Illaunataggart got its name in a time when saying mass or speaking Irish meant punishment and death

This 'Island of the Priest' references a time when to practice the Catholic religion was to risk a death sentence or at least castration for the priests. Hence the many locations around the country where the religion survived by holding masses in woods, mountains, caves and islands, far from the reach of the authorities and inevitable consequences
Illaunataggart got its name in a time when saying mass or speaking Irish meant punishment and death

The Dunkerron Islands, including Illaunataggart. Picture: Dan MacCarthy

Our placename records are a very deep resource for understanding our geographic heritage, whether physical or social. Yet again in the case of Illaunataggart in Kerry's Kenmare Bay, we see evidence of our storied history. The ‘Island of the Priest’ references a time when to practice the Catholic religion was to risk a death sentence or at least castration for the priests.
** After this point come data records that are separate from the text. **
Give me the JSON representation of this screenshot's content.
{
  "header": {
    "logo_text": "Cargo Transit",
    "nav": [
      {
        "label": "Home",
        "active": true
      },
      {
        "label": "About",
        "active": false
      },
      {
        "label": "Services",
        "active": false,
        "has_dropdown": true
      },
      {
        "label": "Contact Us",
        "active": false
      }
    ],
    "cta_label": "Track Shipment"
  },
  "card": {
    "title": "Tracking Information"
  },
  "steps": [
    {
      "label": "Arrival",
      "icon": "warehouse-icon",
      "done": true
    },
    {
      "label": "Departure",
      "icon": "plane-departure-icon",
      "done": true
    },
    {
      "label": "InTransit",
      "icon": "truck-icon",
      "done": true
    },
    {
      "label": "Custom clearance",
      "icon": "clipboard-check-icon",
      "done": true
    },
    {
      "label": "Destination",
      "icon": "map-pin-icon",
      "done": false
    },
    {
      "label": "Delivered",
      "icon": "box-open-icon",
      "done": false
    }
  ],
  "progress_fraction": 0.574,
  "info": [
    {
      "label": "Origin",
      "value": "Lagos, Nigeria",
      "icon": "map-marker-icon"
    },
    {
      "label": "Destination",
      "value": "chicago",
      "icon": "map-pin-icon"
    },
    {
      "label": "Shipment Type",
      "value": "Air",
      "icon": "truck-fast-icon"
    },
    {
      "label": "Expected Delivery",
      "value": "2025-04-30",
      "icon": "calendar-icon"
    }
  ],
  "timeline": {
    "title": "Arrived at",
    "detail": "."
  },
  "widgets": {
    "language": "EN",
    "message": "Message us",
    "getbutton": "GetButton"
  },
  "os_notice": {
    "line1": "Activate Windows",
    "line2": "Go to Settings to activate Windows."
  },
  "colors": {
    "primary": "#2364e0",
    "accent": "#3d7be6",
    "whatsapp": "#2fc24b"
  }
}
Hence the many locations around the country where the religion survived by holding masses in woods, mountains, caves and islands, far from the reach of the authorities and inevitable consequences.
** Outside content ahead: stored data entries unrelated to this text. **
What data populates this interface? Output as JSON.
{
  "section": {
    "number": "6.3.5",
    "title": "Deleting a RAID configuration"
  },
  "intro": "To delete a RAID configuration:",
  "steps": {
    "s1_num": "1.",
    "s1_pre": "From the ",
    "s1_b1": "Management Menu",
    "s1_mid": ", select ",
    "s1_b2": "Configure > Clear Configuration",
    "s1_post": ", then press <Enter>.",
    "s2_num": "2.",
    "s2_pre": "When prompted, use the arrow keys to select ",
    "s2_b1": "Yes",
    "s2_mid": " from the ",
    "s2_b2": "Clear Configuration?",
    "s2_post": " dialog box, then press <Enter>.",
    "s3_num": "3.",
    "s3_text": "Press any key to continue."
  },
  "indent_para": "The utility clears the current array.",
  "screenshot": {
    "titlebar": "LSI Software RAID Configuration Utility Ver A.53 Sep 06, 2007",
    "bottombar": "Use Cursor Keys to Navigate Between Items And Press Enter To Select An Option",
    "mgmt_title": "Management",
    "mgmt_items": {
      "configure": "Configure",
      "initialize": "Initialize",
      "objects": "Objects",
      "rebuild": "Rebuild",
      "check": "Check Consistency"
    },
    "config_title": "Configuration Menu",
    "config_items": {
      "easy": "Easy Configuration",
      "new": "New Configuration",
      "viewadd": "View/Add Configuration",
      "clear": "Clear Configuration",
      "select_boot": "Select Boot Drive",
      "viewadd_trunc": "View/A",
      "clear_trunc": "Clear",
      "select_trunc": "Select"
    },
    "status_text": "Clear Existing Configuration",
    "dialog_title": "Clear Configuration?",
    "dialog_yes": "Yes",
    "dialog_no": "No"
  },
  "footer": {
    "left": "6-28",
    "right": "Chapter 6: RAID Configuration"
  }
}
The Penal Laws were introduced in the early 18th century as a means of wresting control of Catholic lands and expunging the last vestiges of Gaelic power. So repressive was the system that “both the lord chancellor and the lord chief justice declared at one time that ‘the law does not’ presume any such person to exist as an Irish Roman Catholic”. Among its more punitive and brutal laws were the denial of the right to vote or even to speak Irish. Tough luck if you were monolingual. You could not even own a horse worth more than £5. The repression of Catholicism was not just synonymous with the early 18th century of course. In 1653 Cromwellian forces beheaded Brathair Francis Rua na Scairbhe as he said mass at the end of the Iveragh Peninsula on Scarriff Island.